The Clever Guests. When the first birds appeared some 130 million years ago, say the colonel and Zoologist Clay, they offered an "unoccupied ecological niche": i.e., a place where some organism might manage to scratch out a living. Almost at once an ancient louse moved in, finding the feathers and skin debris a convenient source of food. As the early birds evolved into separate species, their lice evolved too, adapting themselves cleverly to each change in their hosts. Penguins have their lice; so do skylarks and ostriches. The extinct dodo and giant moa were undoubtedly lousy, too.
Lice, therefore, are often an indication of relationship between species. Often two kinds of birds that look very different to man appear much the same from a louse's point of view. If the birds are infested by similar lice, there is a good chance that they descended from a common ancestor. Certain lice carried by flamingos, for instance, indicate that flamingos are related to ducks and not related to storks. There is not much chance that flamingos recently picked up duck lice. Lice are timid pioneers, and only rarely colonize unfamiliar birds.

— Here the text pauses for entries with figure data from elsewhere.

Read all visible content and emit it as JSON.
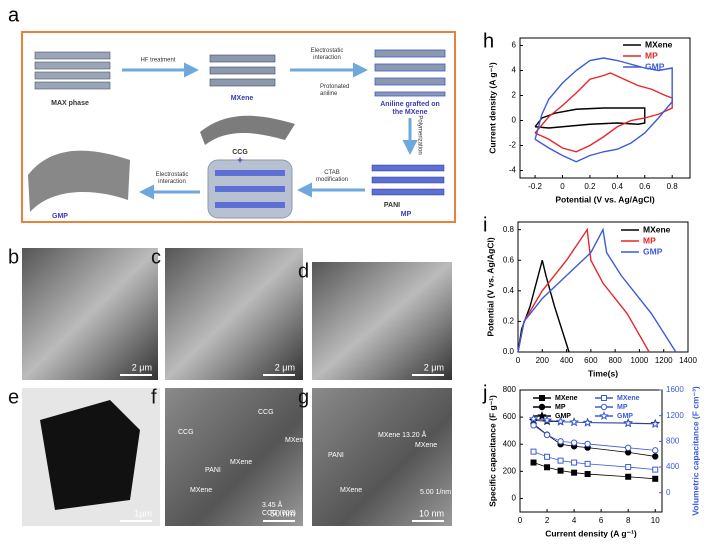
{
  "schematic": {
    "panel_label": "a",
    "materials": [
      "MAX phase",
      "MXene",
      [
        "Aniline grafted on",
        "the MXene"
      ],
      "CCG",
      "+",
      "PANI",
      "MP",
      "GMP"
    ],
    "steps": [
      "HF treatment",
      [
        "Electrostatic",
        "interaction"
      ],
      [
        "Protonated",
        "aniline"
      ],
      "Polymerization",
      [
        "CTAB",
        "modification"
      ],
      [
        "Electrostatic",
        "interaction"
      ]
    ]
  },
  "micrographs": [
    {
      "panel_label": "b",
      "scale": "2 μm",
      "notes": []
    },
    {
      "panel_label": "c",
      "scale": "2 μm",
      "notes": []
    },
    {
      "panel_label": "d",
      "scale": "2 μm",
      "notes": []
    },
    {
      "panel_label": "e",
      "scale": "1μm",
      "notes": []
    },
    {
      "panel_label": "f",
      "scale": "50 nm",
      "notes": [
        "CCG",
        "CCG",
        "PANI",
        "MXene",
        "MXene",
        "MXene",
        "3.45 Å",
        "CCG (002)"
      ]
    },
    {
      "panel_label": "g",
      "scale": "10 nm",
      "notes": [
        "PANI",
        "MXene 13.20 Å",
        "MXene",
        "MXene",
        "5.00 1/nm"
      ]
    }
  ],
  "chart_data": [
    {
      "type": "line",
      "panel_label": "h",
      "xlabel": "Potential (V vs. Ag/AgCl)",
      "ylabel": "Current density (A g⁻¹)",
      "xlim": [
        -0.31,
        0.93
      ],
      "ylim": [
        -4.6,
        6.6
      ],
      "xticks": [
        -0.2,
        0,
        0.2,
        0.4,
        0.6,
        0.8
      ],
      "yticks": [
        -4,
        -2,
        0,
        2,
        4,
        6
      ],
      "series": [
        {
          "name": "MXene",
          "color": "#000000",
          "x": [
            -0.2,
            -0.15,
            -0.05,
            0.1,
            0.3,
            0.5,
            0.6,
            0.6,
            0.55,
            0.4,
            0.2,
            0,
            -0.1,
            -0.2
          ],
          "values": [
            -0.5,
            0.2,
            0.6,
            0.9,
            1.0,
            1.0,
            1.0,
            -0.2,
            -0.3,
            -0.2,
            -0.3,
            -0.5,
            -0.6,
            -0.5
          ]
        },
        {
          "name": "MP",
          "color": "#e8262a",
          "x": [
            -0.2,
            -0.1,
            0,
            0.1,
            0.2,
            0.3,
            0.35,
            0.45,
            0.55,
            0.65,
            0.75,
            0.8,
            0.8,
            0.7,
            0.6,
            0.5,
            0.4,
            0.3,
            0.2,
            0.1,
            0,
            -0.1,
            -0.2
          ],
          "values": [
            -1.0,
            0.3,
            1.2,
            2.2,
            3.3,
            3.6,
            3.8,
            3.3,
            2.8,
            2.5,
            2.0,
            1.8,
            1.0,
            0.5,
            0.2,
            0,
            -0.5,
            -1.3,
            -2.0,
            -2.5,
            -2.2,
            -1.5,
            -1.0
          ]
        },
        {
          "name": "GMP",
          "color": "#3b5bdb",
          "x": [
            -0.2,
            -0.15,
            -0.1,
            0,
            0.1,
            0.2,
            0.3,
            0.4,
            0.5,
            0.6,
            0.7,
            0.8,
            0.8,
            0.7,
            0.6,
            0.5,
            0.4,
            0.3,
            0.2,
            0.1,
            0,
            -0.1,
            -0.2
          ],
          "values": [
            -1.5,
            0.5,
            1.7,
            3.0,
            4.0,
            4.8,
            5.0,
            4.8,
            4.5,
            4.2,
            4.0,
            4.2,
            1.5,
            0.2,
            -1.0,
            -1.8,
            -2.3,
            -2.5,
            -2.8,
            -3.3,
            -2.8,
            -2.2,
            -1.5
          ]
        }
      ]
    },
    {
      "type": "line",
      "panel_label": "i",
      "xlabel": "Time(s)",
      "ylabel": "Potential (V vs. Ag/AgCl)",
      "xlim": [
        0,
        1400
      ],
      "ylim": [
        0,
        0.85
      ],
      "xticks": [
        0,
        200,
        400,
        600,
        800,
        1000,
        1200,
        1400
      ],
      "yticks": [
        {
          "value": 0,
          "label": "0.0"
        },
        0.2,
        0.4,
        0.6,
        0.8
      ],
      "series": [
        {
          "name": "MXene",
          "color": "#000000",
          "x": [
            0,
            30,
            100,
            200,
            230,
            300,
            420
          ],
          "values": [
            0,
            0.15,
            0.3,
            0.6,
            0.5,
            0.3,
            0
          ]
        },
        {
          "name": "MP",
          "color": "#e8262a",
          "x": [
            0,
            50,
            200,
            400,
            570,
            600,
            700,
            900,
            1080
          ],
          "values": [
            0,
            0.2,
            0.4,
            0.6,
            0.8,
            0.6,
            0.45,
            0.25,
            0
          ]
        },
        {
          "name": "GMP",
          "color": "#3b5bdb",
          "x": [
            0,
            50,
            200,
            400,
            600,
            700,
            730,
            850,
            1100,
            1300
          ],
          "values": [
            0,
            0.2,
            0.35,
            0.5,
            0.65,
            0.8,
            0.65,
            0.5,
            0.25,
            0
          ]
        }
      ]
    },
    {
      "type": "line",
      "panel_label": "j",
      "xlabel": "Current density (A g⁻¹)",
      "ylabel": "Specific capacitance (F g⁻¹)",
      "y2label": "Volumetric capacitance (F cm⁻³)",
      "xlim": [
        0,
        10.5
      ],
      "ylim": [
        -100,
        800
      ],
      "y2lim": [
        -300,
        1600
      ],
      "xticks": [
        0,
        2,
        4,
        6,
        8,
        10
      ],
      "yticks": [
        0,
        200,
        400,
        600,
        800
      ],
      "y2ticks": [
        0,
        400,
        800,
        1200,
        1600
      ],
      "y2color": "#3b5bdb",
      "series": [
        {
          "name": "MXene",
          "color": "#000000",
          "marker": "square",
          "filled": true,
          "x": [
            1,
            2,
            3,
            4,
            5,
            8,
            10
          ],
          "values": [
            265,
            230,
            205,
            190,
            180,
            160,
            145
          ]
        },
        {
          "name": "MP",
          "color": "#000000",
          "marker": "circle",
          "filled": true,
          "x": [
            1,
            2,
            3,
            4,
            5,
            8,
            10
          ],
          "values": [
            550,
            470,
            400,
            385,
            375,
            340,
            310
          ]
        },
        {
          "name": "GMP",
          "color": "#000000",
          "marker": "star",
          "filled": true,
          "x": [
            1,
            2,
            3,
            4,
            5,
            8,
            10
          ],
          "values": [
            575,
            570,
            566,
            563,
            560,
            556,
            552
          ]
        },
        {
          "name": "MXene",
          "color": "#3b5bdb",
          "marker": "square",
          "filled": false,
          "axis": "y2",
          "x": [
            1,
            2,
            3,
            4,
            5,
            8,
            10
          ],
          "values": [
            640,
            560,
            500,
            470,
            450,
            400,
            360
          ]
        },
        {
          "name": "MP",
          "color": "#3b5bdb",
          "marker": "circle",
          "filled": false,
          "axis": "y2",
          "x": [
            1,
            2,
            3,
            4,
            5,
            8,
            10
          ],
          "values": [
            1050,
            900,
            800,
            780,
            760,
            700,
            660
          ]
        },
        {
          "name": "GMP",
          "color": "#3b5bdb",
          "marker": "star",
          "filled": false,
          "axis": "y2",
          "x": [
            1,
            2,
            3,
            4,
            5,
            8,
            10
          ],
          "values": [
            1150,
            1130,
            1110,
            1100,
            1090,
            1080,
            1070
          ]
        }
      ]
    }
  ]
}
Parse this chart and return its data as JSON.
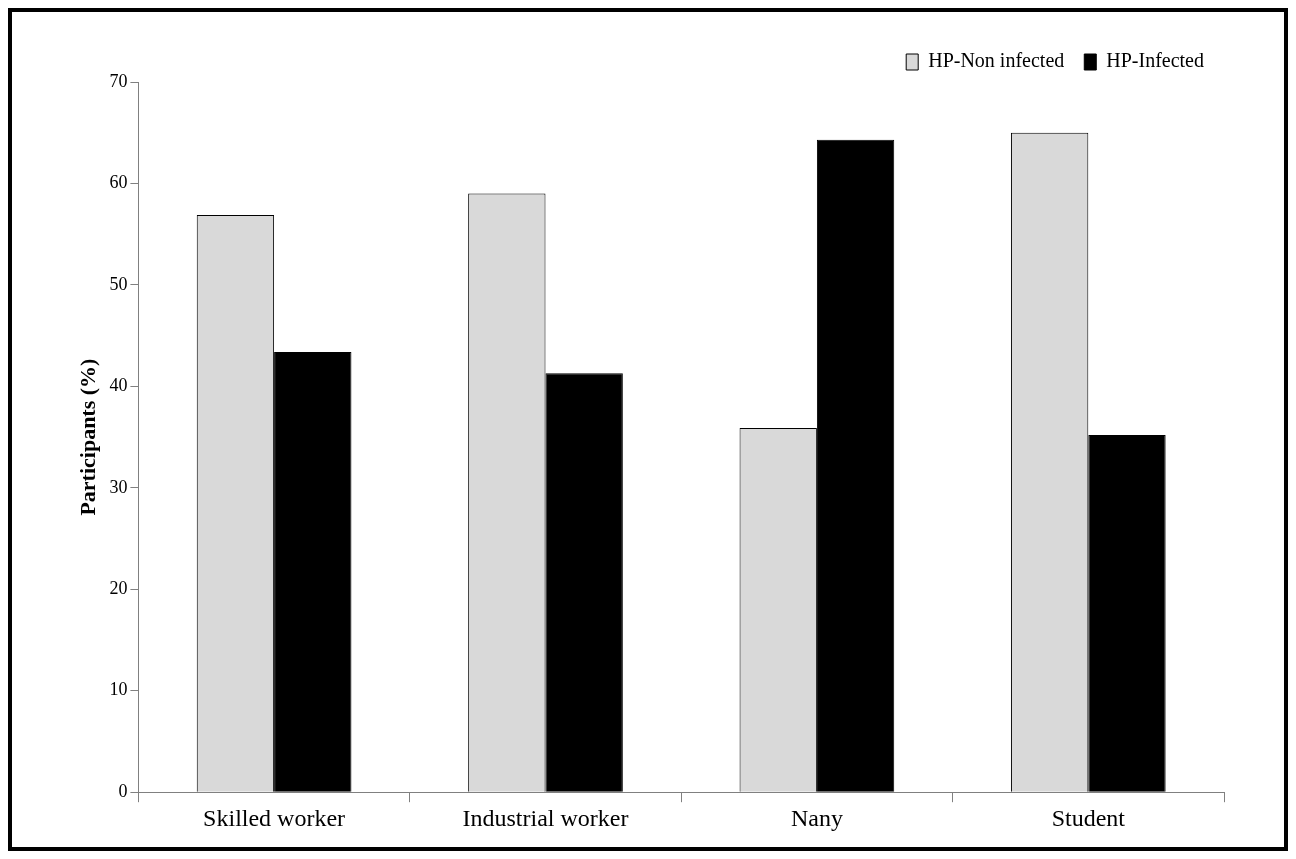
{
  "chart_data": {
    "type": "bar",
    "ylabel": "Participants (%)",
    "categories": [
      "Skilled worker",
      "Industrial worker",
      "Nany",
      "Student"
    ],
    "series": [
      {
        "name": "HP-Non infected",
        "color": "#d9d9d9",
        "values": [
          56.9,
          59.0,
          35.9,
          65.0
        ]
      },
      {
        "name": "HP-Infected",
        "color": "#000000",
        "values": [
          43.4,
          41.3,
          64.3,
          35.2
        ]
      }
    ],
    "ylim": [
      0,
      70
    ],
    "yticks": [
      0,
      10,
      20,
      30,
      40,
      50,
      60,
      70
    ],
    "grid": false,
    "legend": "top right"
  }
}
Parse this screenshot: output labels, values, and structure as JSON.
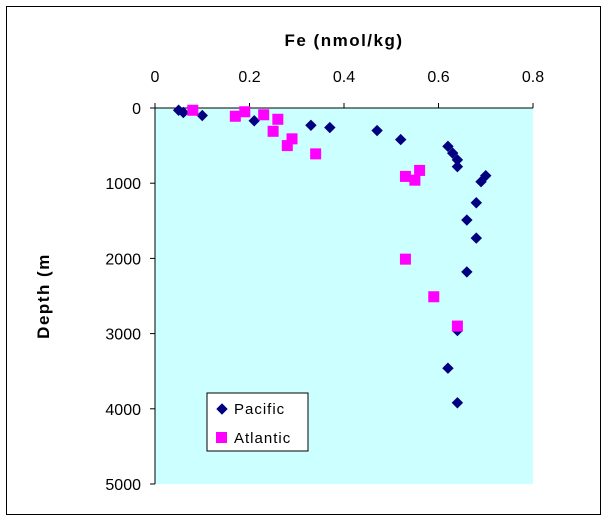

The Travelers. About 4,000 species of Mallophaga are already known--far more than are needed to fit all the special niches. So, many of the species must have been formed by such evolutionary forces as change of environment. Because each kind of louse is limited to certain birds, it is easy for groups of lice to get out of touch with the main body of their kind. When birds cross a natural barrier, such as a desert or mountain range, the lice they carry become like animals living on an island. They often change in the course of time, as island animals do.
Their reproductive organs, for instance, are extremely "plastic." Some male lice have their genital openings in their backs; others have them underneath. Some depend on strong antennae for clasping the females. The females also vary, and even a short period of isolation may bring significant changes. Such drifting apart, say the colonel and Theresa, has often created new species of lice.
The colonel and Theresa believe that their own ecological niche, the Mallophaga, contains enough scientific nourishment to support them indefinitely. This year they plan to visit India and Assam. Many new lice are awaiting them there, though political instability, as the colonel remarks regretfully, makes it more difficult for them to reach the lousy birds.